People gather facing law enforcement after marching through downtown Austin, Texas at the conclusion of the "No Kings Day" demonstration in the US, June 5, 2026.
Buoyed by popular resistance, South Korean parliamentarians impeached their president to prevent him from grabbing power through martial law. Grassroots aid efforts by Sudan’s emergency response rooms, Hong Kong’s fire relief, Sri Lanka’s cyclone relief community kitchens, and Ukrainian mutual aid and solidarity collectives represent the best of this trend.
In 2025, Gen Z protests against corruption, inadequate public services, and poor governance in Nepal, Indonesia, and Morocco brought to the forefront the need for governments to listen to their youth and tackle corruption and inequality. But as the difficulties of restoring rights in Bangladesh after years under an authoritarian government illustrates, gains won through public mobilization can easily be lost unless democratic participation and free expression remain unassailable.
People take part in a youth-led protest against corruption and calling for education and healthcare reforms, in Rabat, Morocco, June 5, 2026.

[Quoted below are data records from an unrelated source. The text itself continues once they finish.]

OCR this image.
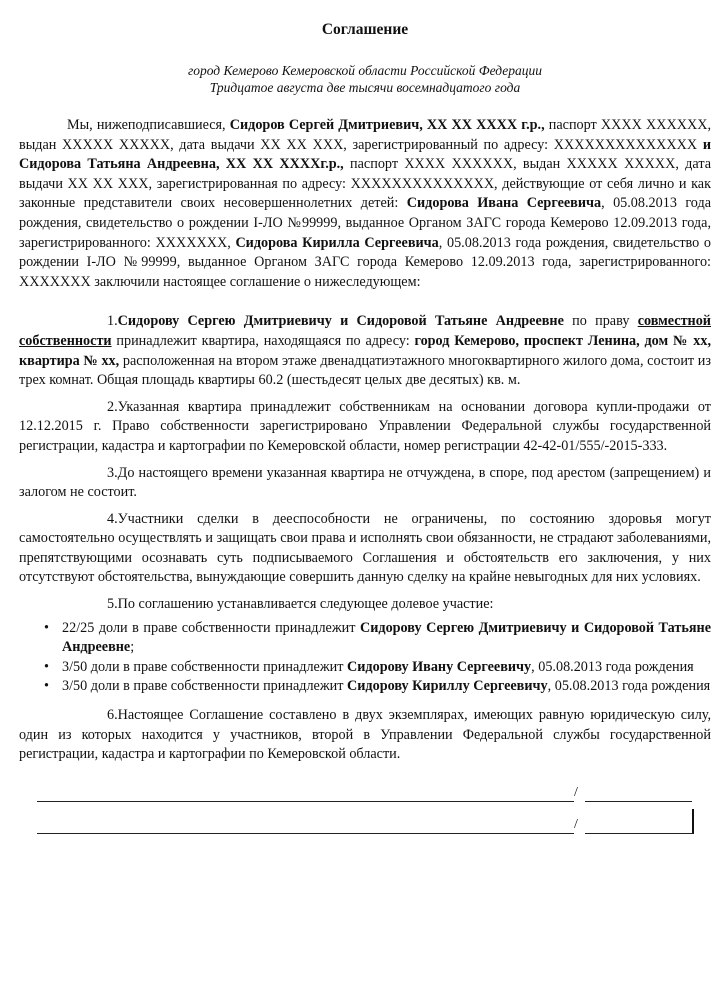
Соглашение
город Кемерово Кемеровской области Российской Федерации
Тридцатое августа две тысячи восемнадцатого года

Мы, нижеподписавшиеся, Сидоров Сергей Дмитриевич, ХХ ХХ ХХХХ г.р., паспорт ХХХХ ХХХХХХ, выдан ХХХХХ ХХХХХ, дата выдачи ХХ ХХ ХХХ, зарегистрированный по адресу: ХХХХХХХХХХХХХХ и Сидорова Татьяна Андреевна, ХХ ХХ ХХХХг.р., паспорт ХХХХ ХХХХХХ, выдан ХХХХХ ХХХХХ, дата выдачи ХХ ХХ ХХХ, зарегистрированная по адресу: ХХХХХХХХХХХХХХ, действующие от себя лично и как законные представители своих несовершеннолетних детей: Сидорова Ивана Сергеевича, 05.08.2013 года рождения, свидетельство о рождении I-ЛО №99999, выданное Органом ЗАГС города Кемерово 12.09.2013 года, зарегистрированного: ХХХХХХХ, Сидорова Кирилла Сергеевича, 05.08.2013 года рождения, свидетельство о рождении I-ЛО №99999, выданное Органом ЗАГС города Кемерово 12.09.2013 года, зарегистрированного: ХХХХХХХ заключили настоящее соглашение о нижеследующем:

1.Сидорову Сергею Дмитриевичу и Сидоровой Татьяне Андреевне по праву совместной собственности принадлежит квартира, находящаяся по адресу: город Кемерово, проспект Ленина, дом № хх, квартира № хх, расположенная на втором этаже двенадцатиэтажного многоквартирного жилого дома, состоит из трех комнат. Общая площадь квартиры 60.2 (шестьдесят целых две десятых) кв. м.

2.Указанная квартира принадлежит собственникам на основании договора купли-продажи от 12.12.2015 г. Право собственности зарегистрировано Управлении Федеральной службы государственной регистрации, кадастра и картографии по Кемеровской области, номер регистрации 42-42-01/555/-2015-333.

3.До настоящего времени указанная квартира не отчуждена, в споре, под арестом (запрещением) и залогом не состоит.

4.Участники сделки в дееспособности не ограничены, по состоянию здоровья могут самостоятельно осуществлять и защищать свои права и исполнять свои обязанности, не страдают заболеваниями, препятствующими осознавать суть подписываемого Соглашения и обстоятельств его заключения, у них отсутствуют обстоятельства, вынуждающие совершить данную сделку на крайне невыгодных для них условиях.

5.По соглашению устанавливается следующее долевое участие:

• 22/25 доли в праве собственности принадлежит Сидорову Сергею Дмитриевичу и Сидоровой Татьяне Андреевне;
• 3/50 доли в праве собственности принадлежит Сидорову Ивану Сергеевичу, 05.08.2013 года рождения
• 3/50 доли в праве собственности принадлежит Сидорову Кириллу Сергеевичу, 05.08.2013 года рождения

6.Настоящее Соглашение составлено в двух экземплярах, имеющих равную юридическую силу, один из которых находится у участников, второй в Управлении Федеральной службы государственной регистрации, кадастра и картографии по Кемеровской области.

/
/
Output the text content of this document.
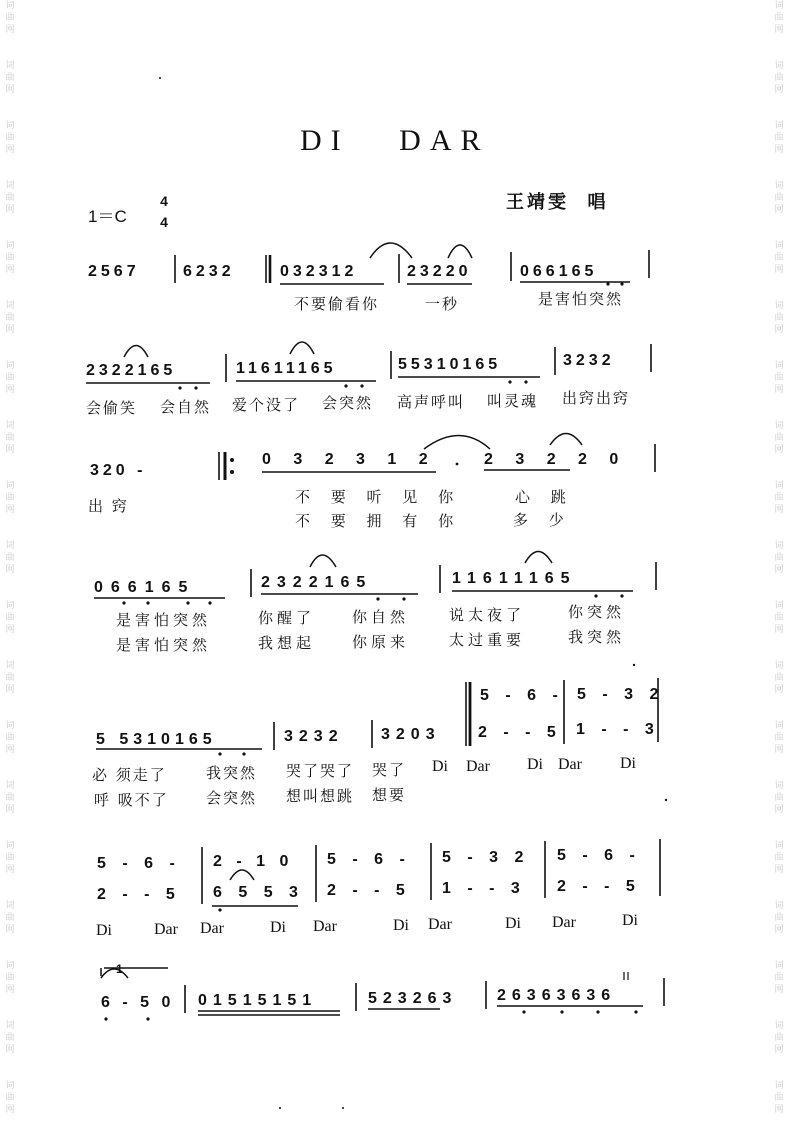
词
曲
网
词
曲
网
词
曲
网
词
曲
网
词
曲
网
词
曲
网
词
曲
网
词
曲
网
词
曲
网
词
曲
网
词
曲
网
词
曲
网
词
曲
网
词
曲
网
词
曲
网
词
曲
网
词
曲
网
词
曲
网
词
曲
网
词
曲
网
词
曲
网
词
曲
网
词
曲
网
词
曲
网
词
曲
网
词
曲
网
词
曲
网
词
曲
网
词
曲
网
词
曲
网
词
曲
网
词
曲
网
词
曲
网
词
曲
网
词
曲
网
词
曲
网
词
曲
网
词
曲
网
DI   DAR
1＝C
4
4
王靖雯  唱
2567	6232	032312	23220	066165
不要偷看你	一秒	是害怕突然
2322165	11611165	55310165	3232
会偷笑 会自然 爱个没了 会突然 高声呼叫 叫灵魂 出窍出窍
320 -
0 3 2 3 1 2	2 3 2 2 0
出 窍	不 要 听 见 你	心 跳
不 要 拥 有 你	多 少
066165	2322165	11611165
是害怕突然	你醒了 你自然	说太夜了	你突然
是害怕突然	我想起 你原来	太过重要	我突然
5 - 6 - 5 - 3 2
5 5310165	3232 3203 2 - - 5 1 - - 3
必 须走了	我突然 哭了哭了 哭了 Di Dar Di Dar Di
呼 吸不了 会突然 想叫想跳 想要
5 - 6 - 2 - 1 0 5 - 6 - 5 - 3 2 5 - 6 -
2 - - 5 6 5 5 3 2 - - 5 1 - - 3 2 - - 5
Di	Dar Dar	Di Dar	Di Dar	Di Dar	Di
1
6 - 5 0 01515151	523263 26363636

Demonstrators outside Nepal's Parliament during a protest in Kathmandu condemning social media prohibitions and corruption by the government, June 5, 2026.
In this more hostile world, civil society is more critical than ever. It’s also increasingly endangered, particularly in an environment where funding is scarce. In 2025, Human Rights Watch was labeled “undesirable” and banned from operating in Russia. For partners in Egypt, Hong Kong, and India, these tactics are all too familiar. Restrictions on civil society and protest have become more commonplace in Europe, including the UK and France. And now, for the first time, many worry about risks associated with their operational presence in the US, where the Open Society Foundations, a major donor, have already been threatened, and the administration is preparing a list of “domestic terrorists” under overbroad guidance that could be interpreted to include the work of many progressive groups.
Breaking the authoritarian wave and standing up for human rights is a generational challenge. In 2026, it will play out most acutely in the US, with far-reaching consequences for the rest of the world. Fighting back will require a determined, strategic, and coordinated reaction from voters, civil society, multilateral institutions, and rights-respecting governments around the globe.
Net › square › 2923117176더쿠 럽스타그램같은 김연아 고우림 인스타., Human Rights Watch’s 36th annual review of human rights practices and trends around the globe, reviews developments in more than 100 countries.